Zwei gewaltige Gegensätze. Welche meinen wir? Daniel im Löwengraben und der König in seinem Palast! Die Schrift zeigt uns beider Ergehen. Daniel, der stets innige Gemeinschaft mit Gott pflegte, erlebte sie in bisher nicht gekannter Weise. ‑Der Herr öffnete Daniel die Augen und er sah den Engel, der der Löwen Rachen verstopfte. Die Feinde werden schon dafür gesorgt haben, daß die Löwen recht hungrig waren. Gott jedoch sparte den Hunger der Löwen für Daniels Feinde auf! Daniel selbst war sich klar, daß wenn Gott nicht eingreife, er von den Löwen verzehrt werde. Und befreite ihn Gott nicht, so wäre es dennoch eine Befreiung gewesen, nämlich die, durch den Tod zu jener besseren Auferstehung zu gelangen. Daniel war von den Feinden bitter gehaßt, von Gott aber heiß geliebt und vom Engel treu bewahrt. Nie hätte Daniel jene Nacht in seinem Leben missen wollen, sie hat gewiß; zu den denkwürdigsten gezählt. Gott ersparte Daniel so wenig die harten Wege wie Johannes dem Täufer, oder dem Herrn Jesus selbst, weil Er mit jedem einzelnen Seine eigenen Wege und Gedanken hat. Sollte Gott u n s harte Wege führen, so wollen wir genau wie ein Daniel mit der Gegenwart Gottes rechnen und ihm den Ausgang überlassen. Alle Wege Gottes sind heilsam, ob sie, wie bei Daniel, zur Befreiung, oder wie bei andern, zum Tode führen. Daniel wußte, als er im Graben ankam, daß er unter dem Schirm des Höchsten stand und daß der Engel des Bundes die umgibt, so Ihn fürchten (Psalm 34,8; 91,1 f.).

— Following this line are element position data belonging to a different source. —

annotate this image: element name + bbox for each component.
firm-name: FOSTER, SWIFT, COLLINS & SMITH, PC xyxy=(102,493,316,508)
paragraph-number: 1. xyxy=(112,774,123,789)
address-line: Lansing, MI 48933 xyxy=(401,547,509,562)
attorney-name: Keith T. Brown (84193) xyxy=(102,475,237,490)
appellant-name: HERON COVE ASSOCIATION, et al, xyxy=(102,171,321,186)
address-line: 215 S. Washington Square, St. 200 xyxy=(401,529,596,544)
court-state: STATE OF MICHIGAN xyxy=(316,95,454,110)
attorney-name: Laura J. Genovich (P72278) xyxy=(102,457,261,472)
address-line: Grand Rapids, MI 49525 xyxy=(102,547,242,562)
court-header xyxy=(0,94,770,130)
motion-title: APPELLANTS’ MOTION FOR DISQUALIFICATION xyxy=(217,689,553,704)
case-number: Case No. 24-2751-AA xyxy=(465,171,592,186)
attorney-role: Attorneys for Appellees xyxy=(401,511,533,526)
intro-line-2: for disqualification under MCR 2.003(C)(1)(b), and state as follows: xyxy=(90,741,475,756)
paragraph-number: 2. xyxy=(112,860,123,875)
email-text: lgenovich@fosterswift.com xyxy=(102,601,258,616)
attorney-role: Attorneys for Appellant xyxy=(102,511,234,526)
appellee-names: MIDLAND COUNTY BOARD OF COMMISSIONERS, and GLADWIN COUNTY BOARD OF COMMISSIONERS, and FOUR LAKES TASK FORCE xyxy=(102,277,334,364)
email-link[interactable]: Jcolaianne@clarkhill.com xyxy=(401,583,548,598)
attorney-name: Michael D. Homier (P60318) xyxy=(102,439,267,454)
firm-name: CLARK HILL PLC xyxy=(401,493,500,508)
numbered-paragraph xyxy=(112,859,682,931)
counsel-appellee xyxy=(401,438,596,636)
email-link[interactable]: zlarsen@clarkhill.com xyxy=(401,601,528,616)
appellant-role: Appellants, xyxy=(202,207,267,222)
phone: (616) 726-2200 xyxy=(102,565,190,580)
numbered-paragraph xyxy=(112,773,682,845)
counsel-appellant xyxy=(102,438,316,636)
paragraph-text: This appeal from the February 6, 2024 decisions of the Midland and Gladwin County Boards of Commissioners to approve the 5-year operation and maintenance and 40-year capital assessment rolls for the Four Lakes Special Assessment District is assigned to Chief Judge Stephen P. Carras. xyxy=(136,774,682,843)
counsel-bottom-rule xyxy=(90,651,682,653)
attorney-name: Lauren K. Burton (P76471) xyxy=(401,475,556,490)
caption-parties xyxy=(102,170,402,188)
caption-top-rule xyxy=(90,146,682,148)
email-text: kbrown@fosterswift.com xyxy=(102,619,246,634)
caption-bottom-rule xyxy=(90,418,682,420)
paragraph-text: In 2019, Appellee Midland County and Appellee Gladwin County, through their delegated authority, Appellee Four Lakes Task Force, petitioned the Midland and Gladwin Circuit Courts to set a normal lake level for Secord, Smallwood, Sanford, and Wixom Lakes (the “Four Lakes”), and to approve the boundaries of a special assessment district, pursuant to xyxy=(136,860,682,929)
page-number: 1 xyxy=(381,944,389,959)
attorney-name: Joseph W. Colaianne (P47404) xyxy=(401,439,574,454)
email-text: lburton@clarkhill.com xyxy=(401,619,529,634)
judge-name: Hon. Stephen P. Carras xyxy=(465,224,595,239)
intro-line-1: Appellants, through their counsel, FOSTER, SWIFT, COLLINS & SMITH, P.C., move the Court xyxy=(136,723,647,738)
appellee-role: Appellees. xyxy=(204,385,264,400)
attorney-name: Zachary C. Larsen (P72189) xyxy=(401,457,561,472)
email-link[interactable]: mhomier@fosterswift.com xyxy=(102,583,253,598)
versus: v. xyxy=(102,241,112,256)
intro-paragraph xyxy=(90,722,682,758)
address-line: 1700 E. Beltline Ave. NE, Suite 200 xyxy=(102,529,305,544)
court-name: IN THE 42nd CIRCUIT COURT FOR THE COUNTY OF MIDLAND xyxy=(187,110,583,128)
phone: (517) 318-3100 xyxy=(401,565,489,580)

Und was war mit dem König in seinem Schloß? Beachten wir, wie er die Nacht zubrachte (Vers 18). Mag sein, daß er schon auf dem Heimwege seine Feigheit bereute und tief bedauerte, den Feinden Daniels nachgegeben zu haben. Er kannte das Gebot: „Du sollst nicht töten“, und das besonders in diesem Falle, da er die Hintergründe durchschaut hatte. Alle Hofveranstaltungen wurden abgesagt. Der König brachte die Nacht mit Fasten zu. Der sonst so hell erleuchtete Palast lag wie in dunkler Trauer. Der König hatte nun Zeit, über diese seine schwere Sünde, als Folge seines Hochmuts nachzudenken. Er sah ein, wie unrecht er seinem ergebenen Freunde getan hatte. Ohne allen Zweifel war die Nacht sehr lang für ihn, denn schon mit der Morgendämmerung eilte er zur Grube. Es trieb ihn einfach zu Daniel. Gewiß hatte Daniel im Löwengraben in Gemeinschaf t mit einem Engel die weit bessere Nacht, als der König in seinem Palast. „Ein gutes Gewissen ist ein sanftes Ruhekissen.“
Und nun noch einen Blick auf die Feinde Daniels. Wie werden sie jene Nacht verbracht haben? Im Schwelgen und Festen, in Triumphesfeiern über den lästigen Frommen! Möglicherweise hatten sie schon darüber beraten, wer nun den leeren Präsidentensitz besetzen sollte? Oder hatte gar einer mit bangem Ahnen an die merkwürdige Geschichte vom Feuerofen gedacht? Mußte einer am sicheren Tode des Propheten zweifeln? Die Gottlosen haben keinen Frieden, ihre Freuden sind von kurzer Dauer, ihr Sieg wird immer zur Niederlage. Aber alle, die von Herzen dem Herrn vertrauen, sind nie im Nachteil, wie groß auch der Jubel der Feinde vorübergehend sein mag.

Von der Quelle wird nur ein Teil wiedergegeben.